What do all these dynamics tell us about the nature of environmental protection and policy making in China? Is it a top-down process or shaped by bottom-up pressure, or a blend of both?
Recently, some scholars have emphasised the top-down, coercive nature of environmental governance in China. But I think it’s also important to realise that environmental policies are often implemented in quite locally-specific ways in China, even if the broad policy goals are set by the central government.
Much of the commentary on China’s environmental governance in pastoral regions has focused on certain policies such as “ecological migration” (resettlement away from the grasslands), since these are the most dramatic, and can involve coercion. But these policies have not been applied everywhere, and in many places herders instead have had to contend with increasing limits on the number of animals they can keep, for example. These limits have themselves not been applied consistently, even within Alasha. Local officials have sometimes been wary of applying these policies too strictly, to avoid social unrest, and also because it is not clear what livelihoods are available to herders if they cannot herd animals.
In addition, across pastoral regions, herders have sometimes been able to find ways around grassland conservation policies when they are implemented.
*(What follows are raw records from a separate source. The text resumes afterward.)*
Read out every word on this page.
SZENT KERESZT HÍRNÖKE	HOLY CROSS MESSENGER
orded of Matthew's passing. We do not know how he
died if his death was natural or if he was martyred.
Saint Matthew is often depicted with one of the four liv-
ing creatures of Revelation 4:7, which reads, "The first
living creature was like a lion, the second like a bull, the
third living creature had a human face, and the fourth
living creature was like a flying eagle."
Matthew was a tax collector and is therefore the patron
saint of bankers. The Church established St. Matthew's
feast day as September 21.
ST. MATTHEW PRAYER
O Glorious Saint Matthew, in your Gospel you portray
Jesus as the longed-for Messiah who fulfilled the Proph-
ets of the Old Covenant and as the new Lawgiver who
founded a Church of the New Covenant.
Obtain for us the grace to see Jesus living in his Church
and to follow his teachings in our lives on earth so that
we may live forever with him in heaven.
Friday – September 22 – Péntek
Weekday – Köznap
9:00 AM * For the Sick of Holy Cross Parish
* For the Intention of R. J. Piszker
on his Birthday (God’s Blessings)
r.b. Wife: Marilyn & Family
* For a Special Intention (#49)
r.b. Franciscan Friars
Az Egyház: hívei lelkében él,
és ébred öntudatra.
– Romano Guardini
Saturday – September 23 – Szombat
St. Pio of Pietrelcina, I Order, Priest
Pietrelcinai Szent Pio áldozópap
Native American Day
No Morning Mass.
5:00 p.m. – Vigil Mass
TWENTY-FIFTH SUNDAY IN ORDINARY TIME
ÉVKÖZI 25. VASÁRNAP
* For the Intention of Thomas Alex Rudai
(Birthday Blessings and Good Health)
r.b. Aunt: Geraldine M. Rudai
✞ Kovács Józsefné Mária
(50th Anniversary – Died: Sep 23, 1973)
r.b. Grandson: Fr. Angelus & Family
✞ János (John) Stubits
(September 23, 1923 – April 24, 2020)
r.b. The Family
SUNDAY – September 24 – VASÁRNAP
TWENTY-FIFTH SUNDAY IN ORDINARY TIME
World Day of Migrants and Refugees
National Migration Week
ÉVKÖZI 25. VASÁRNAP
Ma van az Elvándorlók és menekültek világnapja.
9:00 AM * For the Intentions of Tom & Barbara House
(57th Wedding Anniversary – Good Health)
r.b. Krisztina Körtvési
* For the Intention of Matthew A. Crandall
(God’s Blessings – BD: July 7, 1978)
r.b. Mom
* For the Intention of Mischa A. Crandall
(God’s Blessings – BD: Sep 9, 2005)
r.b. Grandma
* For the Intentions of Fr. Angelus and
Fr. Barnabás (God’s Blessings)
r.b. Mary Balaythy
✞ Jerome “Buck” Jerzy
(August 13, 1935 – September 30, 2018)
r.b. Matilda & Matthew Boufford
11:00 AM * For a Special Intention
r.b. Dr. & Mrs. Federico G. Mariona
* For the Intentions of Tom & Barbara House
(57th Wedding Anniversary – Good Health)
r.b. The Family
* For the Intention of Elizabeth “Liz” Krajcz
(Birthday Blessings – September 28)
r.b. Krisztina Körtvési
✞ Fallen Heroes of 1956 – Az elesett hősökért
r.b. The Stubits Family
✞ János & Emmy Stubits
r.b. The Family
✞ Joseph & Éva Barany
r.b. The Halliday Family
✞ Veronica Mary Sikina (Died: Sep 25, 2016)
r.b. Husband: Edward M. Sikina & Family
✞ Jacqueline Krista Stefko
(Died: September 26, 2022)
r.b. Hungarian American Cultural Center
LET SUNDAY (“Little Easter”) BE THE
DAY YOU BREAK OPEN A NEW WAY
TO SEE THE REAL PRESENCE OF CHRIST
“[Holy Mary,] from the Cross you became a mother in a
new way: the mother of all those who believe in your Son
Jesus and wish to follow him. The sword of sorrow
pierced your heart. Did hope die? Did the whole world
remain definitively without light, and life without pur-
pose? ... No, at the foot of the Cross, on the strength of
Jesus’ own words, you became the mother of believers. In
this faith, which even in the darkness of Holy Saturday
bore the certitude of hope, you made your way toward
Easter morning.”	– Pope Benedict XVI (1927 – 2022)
For example, by putting out their animals to graze at night to avoid detection.
So when it comes to the actual implementation of environmental policies in China, I think it is a very complex picture, and on-the-ground research is vital to understand whether, how, and where certain policies are implemented, and to what degree locals are able to push back or get around them.
How has the advent of the Belt and Road Initiative – sometimes called the “new Silk Road” – reshaped pastoralists’ understanding of their place in China’s past, present and future? And how has this shaped their relations with the state?
The Belt and Road Initiative (BRI) is heavily associated with Chinese foreign policy. But my work has shown how it has also been important domestically, particularly in China’s borderlands. Those who would defend pastoralism in Alasha have drawn on the ideas of the Silk Road to emphasise the importance of the region’s camels to Chinese history. If camels once represented backwardness and remoteness, they can now be associated with a history of Eurasian connectivity, to which China sees itself returning. So camels now point to the future as well as the past.
Alasha has long been thought of as something of a remote backwater, but this has been changing with the BRI. The emphasis on connections between China and Eurasia has led to a reimagining of the position of Alasha within China, since it now can be thought of as a kind of gateway, rather than the back of beyond. New infrastructure in the region, which has been linked to the BRI, is making it more connected both to other parts of China, but also to neighbouring Mongolia.
Mongol scientists interested in supporting camel husbandry have also been using the rhetoric of the BRI to promote exchanges with camel scientists in BRI countries. The idea of the New Silk Road has been important here. These exchanges with international camel scientists have often centred around the development of camel dairying, which is where many see the future of camel herding in the region. So what we see are attempts to reframe a once stigmatised livelihood – camel husbandry – as something which is aligned with the signature policy of Xi Jinping, and as something which contains significant economic potential. This is yet another way in which Mongols in Alasha have attempted to defend pastoralism.